The Shattered Warpgate update will be available to play for free on the PlanetSide 2 public test server starting “soon”, Rogue Planet says. You’ll be headed back to the frozen world of Esamir, which has been torn apart by some kind of technological apocalypse. As the season progresses, you’ll be able to take on new missions to discover the cause of the calamity.
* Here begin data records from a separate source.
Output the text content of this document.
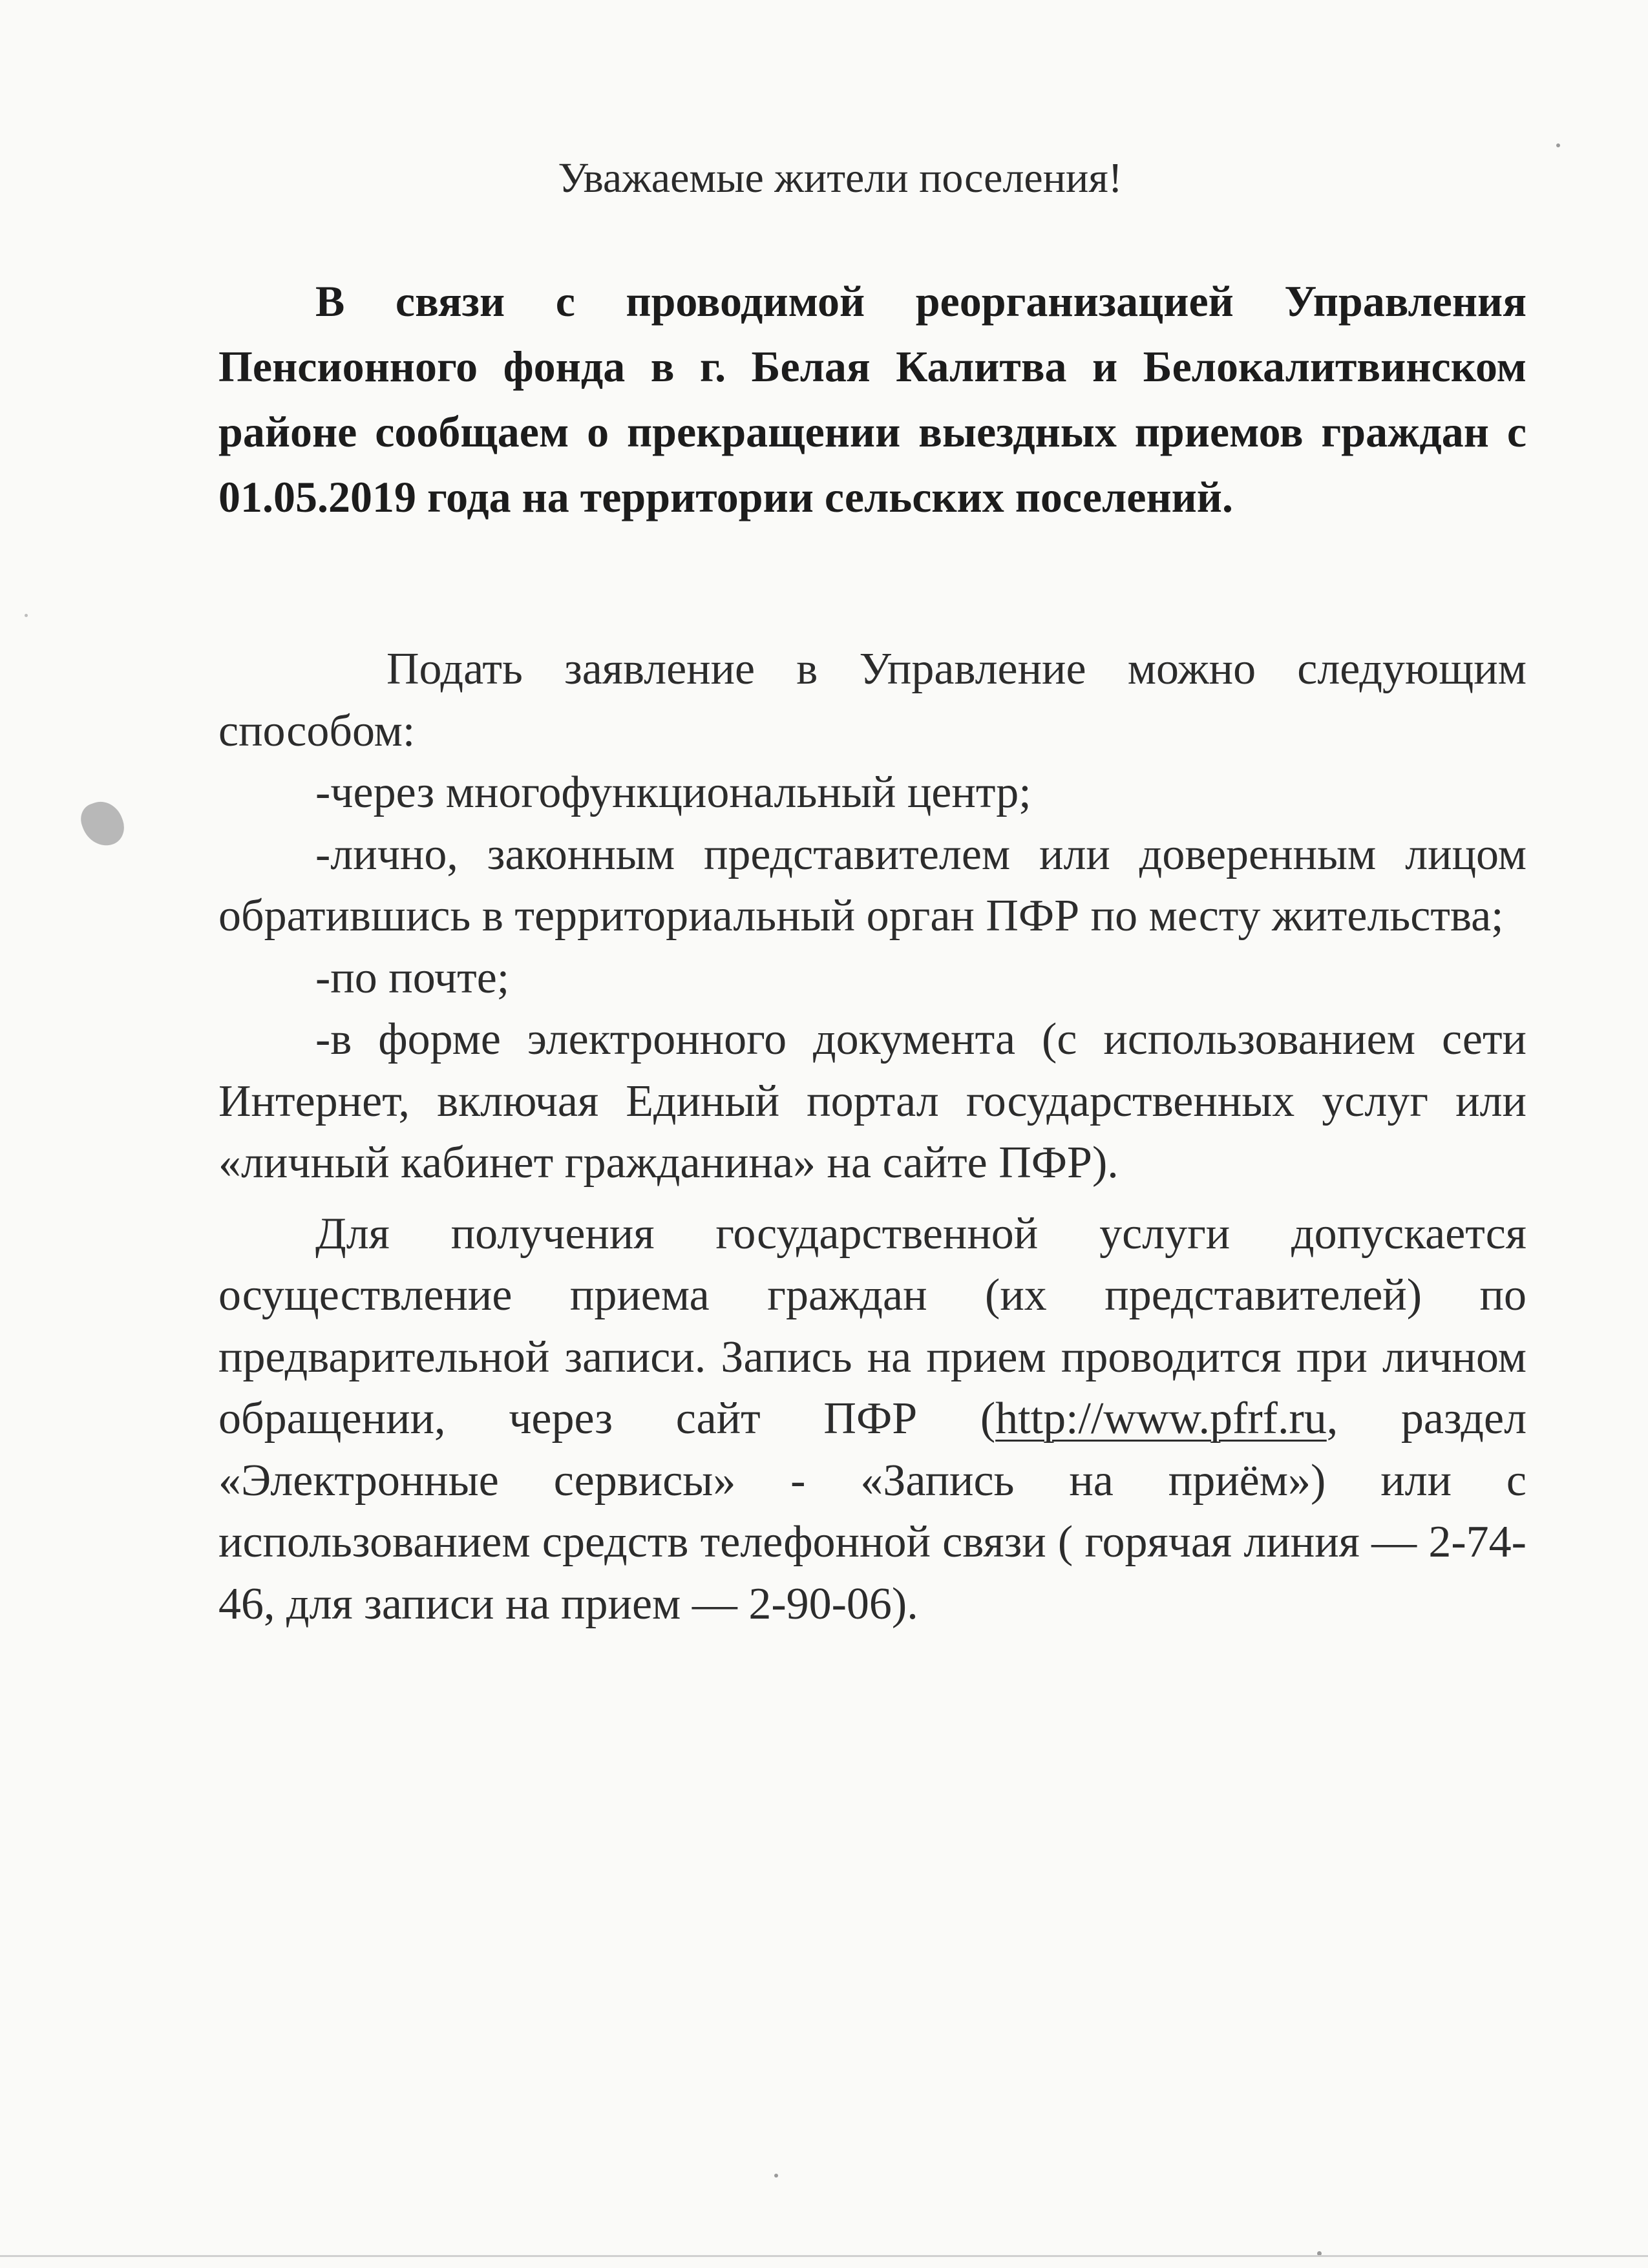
Уважаемые жители поселения!

В связи с проводимой реорганизацией Управления Пенсионного фонда в г. Белая Калитва и Белокалитвинском районе сообщаем о прекращении выездных приемов граждан с 01.05.2019 года на территории сельских поселений.

Подать заявление в Управление можно следующим способом:

-через многофункциональный центр;

-лично, законным представителем или доверенным лицом обратившись в территориальный орган ПФР по месту жительства;

-по почте;

-в форме электронного документа (с использованием сети Интернет, включая Единый портал государственных услуг или «личный кабинет гражданина» на сайте ПФР).

Для получения государственной услуги допускается осуществление приема граждан (их представителей) по предварительной записи. Запись на прием проводится при личном обращении, через сайт ПФР (http://www.pfrf.ru, раздел «Электронные сервисы» - «Запись на приём») или с использованием средств телефонной связи ( горячая линия — 2-74-46, для записи на прием — 2-90-06).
It’s a new approach for PlanetSide 2, which has traditionally been hyper-focused on its squad-based combat. That focus, in fact, has acted as a barrier to entry for new players at times – being able to jump in and understand what’s going on could be extremely difficult if you wound up with a bad drop.

“One thing that our new system does is allow us to offer these slower paced forms of gameplay for new players,” PlanetSide 2 lead designer Michael ‘Wrel’ Henderson tells us. “It gives them less intense forms of combat to participate in, and we get to kind of guide them along a path that we feel is probably a proper pacing.”

This will be the first time PlanetSide 2 has brought its underlying lore to the surface as gameplay – prior to this, the background and setting of the FPS game were largely constrained to flavour text on items or other menu screens. Now players will be actively taking part in a narrative set in the PlanetSide universe.

The Shattered Warpgate introduces new weapons, gear, the new mission system, and adds a moving energy storm that players will have to reckon with when planning attacks or defences. Rogue Planet Games says this is just the start – each new season will introduce another new campaign, and each of those will add another slate of new content and changes to existing maps.

Henderson says the PlanetSide 2 team has taken an eye to making the new player experience more friendly, watching what other games have done to improve on that front. “Warframe completely revamped the new player experience probably three times,” he says. “Eve Online, a completely new experience, and a whole bunch of other games as well. It’s a problem that I don’t think anybody knows exactly how to solve just yet, but a lot of people know that something’s wrong. Our community has been the best advocate for keeping players into the game.”

Henderson says Rogue Planet’s data shows that players are far more likely to continue playing PlanetSide 2 if they join outfits, which are PlanetSide’s version of guilds. That’s led the studio to look into developing more ways to support outfits and encourage new players to join one during their first couple play sessions.

But what will also help draw new players in is the new approach to narrative. “If you look at the lore, way back, there’s certain characters who have interacted with these ancient objects and gained telekinetic powers or the ability to speak telepathically, and they have some sort of connection to this ancient race,” Henderson says. “We wanted to explore that, and we wanted to evolve the story without making things feel too matter-of-fact. So, definitely mystery and exploration – those are the keys that I think our game doesn’t really touch on.”

That’s all about to change. “We want to move forward and be able to explore these concepts and let the players know that this world is living and breathing, and you’re not necessarily the masters of your own fate,” he says.

When the Shattered Warpgate arrives on the PlanetSide 2 public test server, Henderson and the rest of the team at Rogue Planet will be paying close attention to players’ reaction.

“Maybe we don’t get it right at the start,” he says. “That should be expected, these sorts of things can happen. We’ll have to take the community’s sentiment and hammer it into something that feels like it not only fits within the game world, but makes you feel good about the game … Ideally, I think the goal is to make it feel like it should have been there in the first place.”